Pedro Infante podía manejar su propio avión, tenía automóviles y era uno de los actores más populares de México. Pero cuando habló de la fama eligió recordar una época muy distinta, cuando todavía trabajaba para ayudar a sostener a su familia.
Lo hizo a comienzos de 1957, durante los últimos meses de su vida. Para entonces, el ícono del Cine de Oro mexicano llevaba años encabezando películas y acumulaba cientos de canciones grabadas.
Pedro Infante, ícono del Cine de Oro mexicano, hizo una confesión sobre la fama: “Adentro, en el corazón no he cambiado”
“Gano dinero, tengo automóviles, me gusta manejar mi propio avión; pero adentro, en el corazón no he cambiado”, escribió Pedro Infante en Historia de mi vida, publicado el 10 de enero de 1957.
La frase llegaba después de recordar de dónde venía.
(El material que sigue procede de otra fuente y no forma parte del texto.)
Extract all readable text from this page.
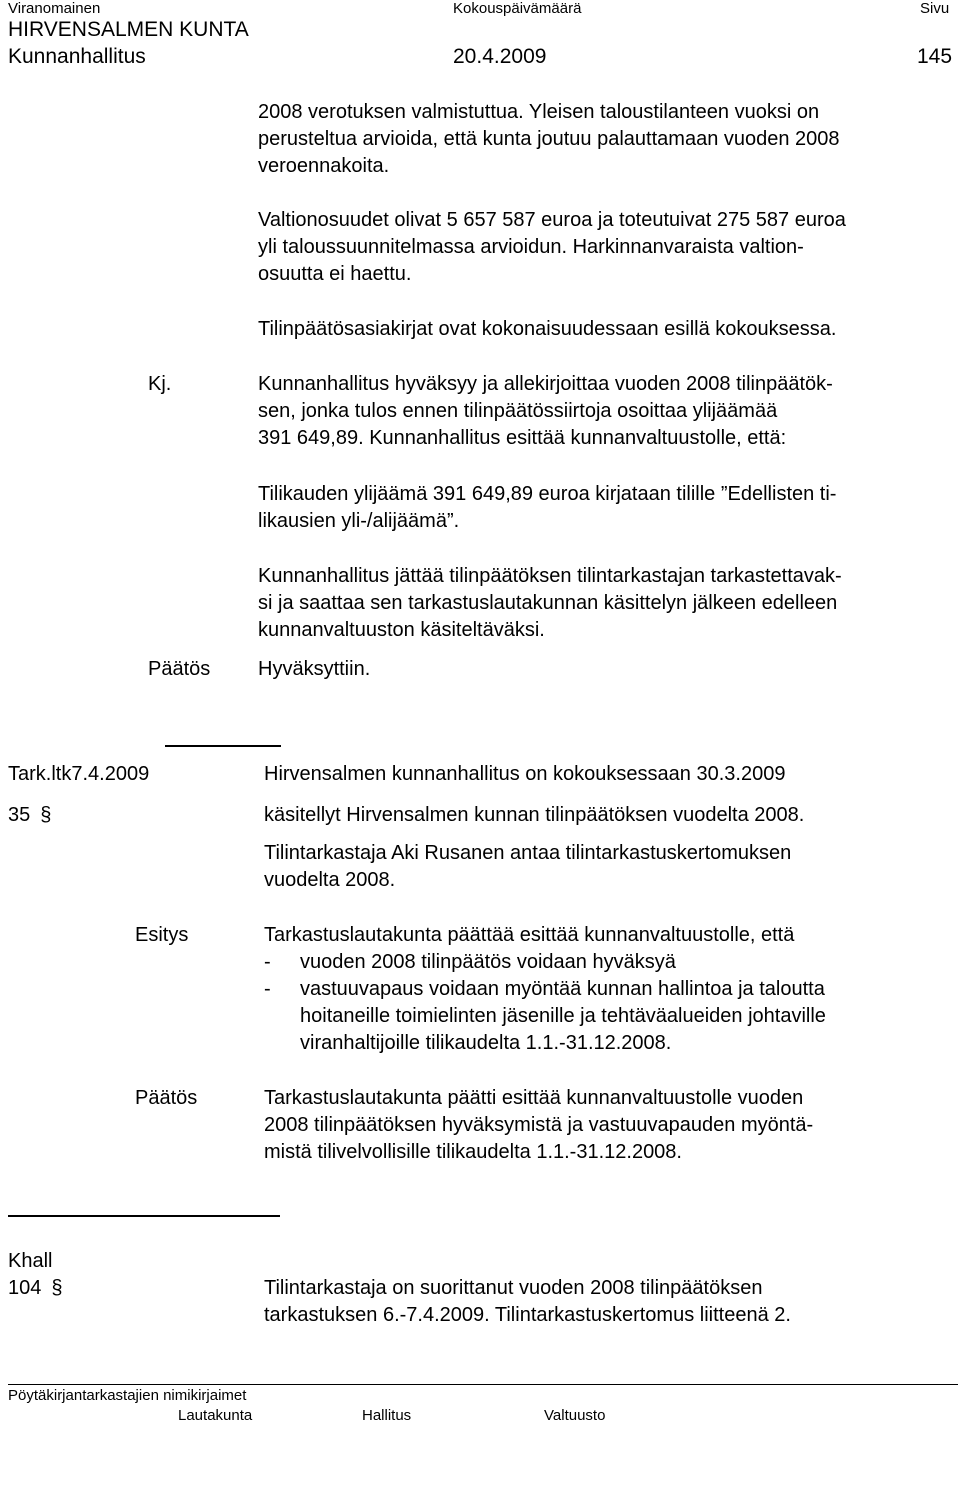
Viranomainen	Kokouspäivämäärä	Sivu
HIRVENSALMEN KUNTA
Kunnanhallitus	20.4.2009	145
2008 verotuksen valmistuttua. Yleisen taloustilanteen vuoksi on
perusteltua arvioida, että kunta joutuu palauttamaan vuoden 2008
veroennakoita.
Valtionosuudet olivat 5 657 587 euroa ja toteutuivat 275 587 euroa
yli taloussuunnitelmassa arvioidun. Harkinnanvaraista valtion-
osuutta ei haettu.
Tilinpäätösasiakirjat ovat kokonaisuudessaan esillä kokouksessa.
Kj.	Kunnanhallitus hyväksyy ja allekirjoittaa vuoden 2008 tilinpäätök-
sen, jonka tulos ennen tilinpäätössiirtoja osoittaa ylijäämää
391 649,89. Kunnanhallitus esittää kunnanvaltuustolle, että:
Tilikauden ylijäämä 391 649,89 euroa kirjataan tilille ”Edellisten ti-
likausien yli-/alijäämä”.
Kunnanhallitus jättää tilinpäätöksen tilintarkastajan tarkastettavak-
si ja saattaa sen tarkastuslautakunnan käsittelyn jälkeen edelleen
kunnanvaltuuston käsiteltäväksi.
Päätös Hyväksyttiin.
Tark.ltk7.4.2009	Hirvensalmen kunnanhallitus on kokouksessaan 30.3.2009
35 §	käsitellyt Hirvensalmen kunnan tilinpäätöksen vuodelta 2008.
Tilintarkastaja Aki Rusanen antaa tilintarkastuskertomuksen
vuodelta 2008.
Esitys	Tarkastuslautakunta päättää esittää kunnanvaltuustolle, että
- vuoden 2008 tilinpäätös voidaan hyväksyä
- vastuuvapaus voidaan myöntää kunnan hallintoa ja taloutta
hoitaneille toimielinten jäsenille ja tehtäväalueiden johtaville
viranhaltijoille tilikaudelta 1.1.-31.12.2008.
Päätös	Tarkastuslautakunta päätti esittää kunnanvaltuustolle vuoden
2008 tilinpäätöksen hyväksymistä ja vastuuvapauden myöntä-
mistä tilivelvollisille tilikaudelta 1.1.-31.12.2008.
Khall
104 §	Tilintarkastaja on suorittanut vuoden 2008 tilinpäätöksen
tarkastuksen 6.-7.4.2009. Tilintarkastuskertomus liitteenä 2.
Pöytäkirjantarkastajien nimikirjaimet
Lautakunta	Hallitus	Valtuusto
Infante contaba que había nacido en una familia con pocos recursos y que desde chico tuvo que trabajar para colaborar en su casa.
En ese relato aseguró que sus primeros ingresos los consiguió como mozo en un negocio dedicado a los arados. Permaneció allí durante tres años, antes de aprender otros oficios.
La carpintería terminó teniendo una relación directa con la música. Como no tenía dinero para comprar una guitarra, decidió fabricar una mientras aprendía el oficio y recibía también algunas enseñanzas musicales.
Décadas más tarde, esa escena resultaba difícil de separar del hombre que ya poseía automóviles, propiedades y una empresa vinculada con la aviación. Durante aquella visita a Perú incluso habló ante la prensa de sus aviones y otros bienes.
Pedro Infante nació en Mazatlán, Sinaloa, el 18 de noviembre de 1917 y pasó buena parte de su adolescencia en Guamúchil. Fue uno de los hijos de Delfino Infante y Refugio Cruz.
La música apareció temprano. A los 14 años ya participaba en una orquesta y, en 1937, figuraba como vocalista en Culiacán. Poco después viajó a Ciudad de México para intentar abrirse camino como cantante.
El salto llegó con la radio. Tras distintas audiciones consiguió trabajar en la XEB y comenzó a hacerse conocido por su voz. En octubre de 1943 grabó para el sello Peerless el vals Mañana.
El cine avanzó casi en paralelo. Después de sus primeras apariciones, el director Ismael Rodríguez encontró en Infante a uno de sus actores centrales y juntos construyeron algunos de los títulos más recordados de su carrera.
Entre ellos estuvieron Los tres García, Nosotros los pobres, Ustedes los ricos, Los tres huastecos y Pepe el Toro. Sus personajes podían ser obreros, charros, enamorados o hombres enfrentados a conflictos familiares.
La carrera de Pedro Infante en el Cine de Oro mexicano fue breve, pero extraordinariamente intensa. El Sistema de Información Cultural de México registra más de 60 películas y aproximadamente 310 canciones.
En 1956 obtuvo el Ariel a mejor actor por La vida no vale nada. Su interpretación en Tizoc, junto a María Félix, también recibió reconocimiento internacional en el Festival de Berlín.
A esa altura, la aviación ya ocupaba otro lugar importante en su vida. Infante no se limitaba a viajar en avión: era piloto y había participado en actividades empresariales relacionadas con el transporte aéreo.
Murió el 15 de abril de 1957 en Mérida, Yucatán, cuando el avión en el que viajaba cayó poco después del despegue. Tenía 39 años y seguía en plena actividad cinematográfica y musical.